All I could do was sigh and hope that these doting parents get a dose of reality before going to a breeder and buying some poor little dog to be their daughters plaything.
I am putting this message out today in the hope that anyone thinking of adding to their family will please stop and take a moment before they take the plunge. Consider the responsibility of having a dog…the time investment, the financial investment and the fact that they make absolutely crap baby sitters!
Please don’t get a dog for your kids to watch and take care of unless YOU are going to supervise and pick up the slack when your kids get bored and move on to the next bright shiny new thing, as they all surely do…kids being kids and all.
Please don’t get a dog if you think that they should never growl if they are unhappy or feel threatened, or if you are one of those people that think that all dogs should let kids do anything they like to them.
Please don’t get a dog unless you are prepared for a lot of poop on your floors over the years, the possibility of chewed furniture, sandwiches being viewed as communal property and the embarrassment of Aunty Margarets leg being ferociously shagged during family get togethers when puppy Fido gets overwhelmed with excitement.

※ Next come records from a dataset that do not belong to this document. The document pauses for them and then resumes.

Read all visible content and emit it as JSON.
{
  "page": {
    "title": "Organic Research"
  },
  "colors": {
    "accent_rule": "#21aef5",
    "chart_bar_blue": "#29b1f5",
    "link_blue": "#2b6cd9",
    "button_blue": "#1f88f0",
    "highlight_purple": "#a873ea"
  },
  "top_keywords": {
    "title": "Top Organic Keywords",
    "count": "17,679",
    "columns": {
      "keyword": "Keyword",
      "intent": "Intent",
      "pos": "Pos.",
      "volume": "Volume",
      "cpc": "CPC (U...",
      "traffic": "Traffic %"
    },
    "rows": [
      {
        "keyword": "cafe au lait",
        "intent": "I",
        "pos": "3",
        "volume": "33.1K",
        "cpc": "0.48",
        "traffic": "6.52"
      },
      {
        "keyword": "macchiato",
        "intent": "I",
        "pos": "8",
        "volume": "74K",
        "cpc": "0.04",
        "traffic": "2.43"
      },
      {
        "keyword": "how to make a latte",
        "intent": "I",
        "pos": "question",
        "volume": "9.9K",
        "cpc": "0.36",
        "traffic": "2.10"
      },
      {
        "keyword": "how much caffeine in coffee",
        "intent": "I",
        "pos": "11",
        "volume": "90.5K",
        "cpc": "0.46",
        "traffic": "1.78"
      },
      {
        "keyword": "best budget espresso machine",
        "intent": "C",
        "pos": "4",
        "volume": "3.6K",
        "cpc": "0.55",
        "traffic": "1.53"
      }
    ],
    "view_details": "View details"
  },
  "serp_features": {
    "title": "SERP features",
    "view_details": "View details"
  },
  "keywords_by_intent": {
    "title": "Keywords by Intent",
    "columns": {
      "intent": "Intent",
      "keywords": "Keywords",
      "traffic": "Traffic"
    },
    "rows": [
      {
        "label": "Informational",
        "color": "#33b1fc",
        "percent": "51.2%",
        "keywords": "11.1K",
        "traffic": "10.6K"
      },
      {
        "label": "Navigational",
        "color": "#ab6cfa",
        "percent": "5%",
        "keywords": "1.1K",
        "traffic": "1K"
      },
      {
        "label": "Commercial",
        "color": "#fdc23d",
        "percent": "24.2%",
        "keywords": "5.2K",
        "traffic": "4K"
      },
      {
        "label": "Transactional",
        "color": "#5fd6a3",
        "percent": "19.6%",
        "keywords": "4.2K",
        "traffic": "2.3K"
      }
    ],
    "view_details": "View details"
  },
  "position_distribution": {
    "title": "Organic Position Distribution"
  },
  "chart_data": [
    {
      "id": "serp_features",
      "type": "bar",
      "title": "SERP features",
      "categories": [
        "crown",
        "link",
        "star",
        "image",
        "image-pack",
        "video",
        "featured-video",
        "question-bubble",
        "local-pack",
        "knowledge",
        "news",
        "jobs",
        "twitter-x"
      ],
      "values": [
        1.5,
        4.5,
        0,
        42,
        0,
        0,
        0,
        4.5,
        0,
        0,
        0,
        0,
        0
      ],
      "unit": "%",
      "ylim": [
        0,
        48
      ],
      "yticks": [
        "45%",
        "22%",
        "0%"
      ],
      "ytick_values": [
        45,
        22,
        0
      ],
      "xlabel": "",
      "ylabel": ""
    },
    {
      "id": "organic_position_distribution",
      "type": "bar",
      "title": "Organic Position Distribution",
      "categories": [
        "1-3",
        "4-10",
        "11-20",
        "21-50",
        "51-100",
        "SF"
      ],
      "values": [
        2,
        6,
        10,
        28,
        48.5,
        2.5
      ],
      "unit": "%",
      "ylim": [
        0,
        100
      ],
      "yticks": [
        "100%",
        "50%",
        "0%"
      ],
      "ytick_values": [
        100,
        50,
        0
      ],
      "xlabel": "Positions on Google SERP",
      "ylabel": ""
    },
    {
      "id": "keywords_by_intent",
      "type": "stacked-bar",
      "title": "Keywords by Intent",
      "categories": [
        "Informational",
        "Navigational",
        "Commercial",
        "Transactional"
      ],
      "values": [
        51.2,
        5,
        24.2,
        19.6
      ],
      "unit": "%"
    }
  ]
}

Please don’t get a dog if your idea of exercise is a two minute trot round the cul de sac and the dog should then be ‘happy’ to play on his own in the back yard. Please rethink getting a puppy if you think training classes are a waste of time, or that your dog should just be grateful to have a home with you; or if you are gone all day and have after school activities all evening.
Get a dog if you want to care for another living being for the next fifteen years or so…….. one that can’t talk, understands less than ten percent of what you say and gets his thrills sniffing someone else’s butt and rolling in dead stuff.
They are different to us, and if you do it right it isn’t always easy; some dogs are complicated, some dogs are high energy and high maintenance, some come to us with issues.
If you go into dog ownership understanding these facts and you still want a dog, then please go for it, you will never be more loved and you will never know such joy as when you get awakened by a wet nose on your face. Pure bliss….
But why not make life easier for you and the dog? Instead of getting the cute puppy who’s only going to look like that for a few months anyway, why not adopt a slightly older rescue dog?
There’s an old saying among dog professionals…’You never know the dog you’ve got until they’re two’.
Adopting a dog closer to two means you know exactly what youre getting, what he likes, what he dislikes, how he feels about people, food, other dogs, kids, motorbikes…….it takes the guesswork and thus, the pain, out of bringing this little furry stranger into your home.
Don’t get a puppy for the kids for Christmas….instead, get a new family member for the whole family to enjoy and care for. Do your homework, adopt wisely, for personality instead of looks, and your life will then be exponentially richer…… I guarantee it.